Noteable Posts

Tuesday, May 8, 2007

One Laptop Per Child: the $100 laptop project

The New York Times is reporting that One Laptop Per Child has signed a Memorandum of Understanding (MOU) with the government of Libya, adding another potential implementing partner country to OLPC's list.

Arising out of an August meeting between OLPC's Nicholas Negroponte and the Libyan leader Colonel Muammar Abu Minyar al-Qaddafi, the MOU apparently details an agreement of 1.2 million computers, one server per school, a team of technical advisers to help set up the system, satellite internet service and other infrastructure for $250 million dollars.

Or a total cost of $208 dollars per laptop. Yes, that's a 100 percent price increase over the initial $100 dollar laptop guesstimate by Negroponte and our best measurement yet of the actual full cost of 2B1 Children's Machine implementation.

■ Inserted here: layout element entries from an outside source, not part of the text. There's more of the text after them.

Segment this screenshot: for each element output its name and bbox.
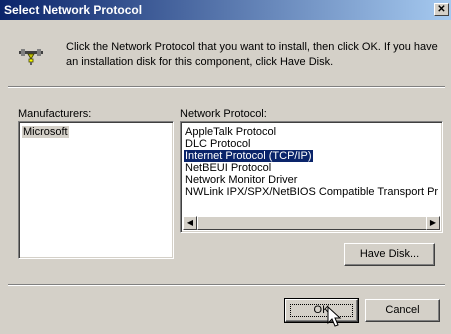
- protocol-item-netbeui[interactable]: NetBEUI Protocol: [184, 162, 272, 174]
- ok-button[interactable]: OK: [284, 298, 359, 323]
- have-disk-label: Have Disk...: [359, 248, 420, 260]
- manufacturers-label: Manufacturers:: [18, 108, 92, 120]
- protocol-item-network-monitor[interactable]: Network Monitor Driver: [184, 174, 298, 186]
- manufacturers-listbox[interactable]: Microsoft: [18, 121, 174, 259]
- arrow-left-icon: ◀: [186, 218, 194, 227]
- cancel-label: Cancel: [385, 304, 420, 316]
- scroll-left-button[interactable]: ◀: [183, 216, 197, 230]
- protocol-item-appletalk[interactable]: AppleTalk Protocol: [184, 126, 277, 138]
- network-protocol-listbox[interactable]: AppleTalk Protocol DLC Protocol Internet…: [180, 121, 443, 233]
- top-separator: [8, 86, 445, 88]
- arrow-right-icon: ▶: [429, 218, 437, 227]
- bottom-separator: [8, 284, 445, 286]
- window-title: Select Network Protocol: [4, 3, 143, 17]
- manufacturer-item-microsoft[interactable]: Microsoft: [22, 126, 69, 138]
- network-protocol-label: Network Protocol:: [180, 108, 267, 120]
- protocol-item-nwlink[interactable]: NWLink IPX/SPX/NetBIOS Compatible Transp…: [184, 186, 439, 198]
- close-icon: ✕: [437, 4, 446, 15]
- scroll-right-button[interactable]: ▶: [426, 216, 440, 230]
- instruction-text: Click the Network Protocol that you want…: [66, 41, 438, 68]
- cancel-button[interactable]: Cancel: [365, 299, 440, 322]
- protocol-horizontal-scrollbar[interactable]: ◀ ▶: [183, 216, 440, 230]
- select-network-protocol-dialog: Select Network Protocol ✕ Click the Netw…: [0, 0, 451, 334]
- title-bar[interactable]: Select Network Protocol ✕: [0, 0, 451, 20]
- close-button[interactable]: ✕: [434, 3, 449, 16]
- focus-rectangle: [290, 304, 353, 317]
- protocol-item-dlc[interactable]: DLC Protocol: [184, 138, 251, 150]
- mouse-pointer-icon: [327, 306, 342, 327]
- have-disk-button[interactable]: Have Disk...: [344, 243, 435, 266]
- scrollbar-thumb[interactable]: [197, 216, 427, 230]
- protocol-item-tcpip[interactable]: Internet Protocol (TCP/IP): [184, 150, 313, 162]
- network-protocol-icon: [19, 49, 43, 65]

Libyan school children will not start using the OLPC 2B1 until mid-2007 at the earliest, but when they do, what information and access will they have? The CIA World Fact Book says there are currently about 47 Internet hosts and 205,000 Internet users in Libya. They will soon be dwarfed by 1.2 million children - or will they?

Would Colonel el-Qaddafi (Gadhafi) really let the next generation of Libyans have unfettered access to satellite Internet? To a fully editable and uncensored Wikipedia subsets? Somehow I think not. I even wonder what might a One Encyclopedia Per Libyan Child have as the image for the letter "G"?

And I find the following quote form the New York Times article to be very interesting:

The idea appealed to the Libyan leader, according to Mr. Negroponte, because it fit into his political agenda of creating a more open Libya and becoming an African leader. The two men also discussed the possibility of Libya's financing the purchase of laptops for a group of poorer African nations like Chad, Niger and Rwanda.
I bet Col. Muammar el-Qaddafi would like to supply computers to the children of neighboring countries. It would be a more internationally palatable way to influence their politics and gain access to their resources than his outright invasion Chad's Aozou Strip or funding of terrorists abroad, including the bombing of UTA and La Belle discos, and Pan AM Flight 103.

Reguarless, amid all the hype about this agreement, don't forget one small detail: this is a MOU not a Purchase Order and much can change between signing a MOU and the first OLPC 2B1 Children's Machine devilvery.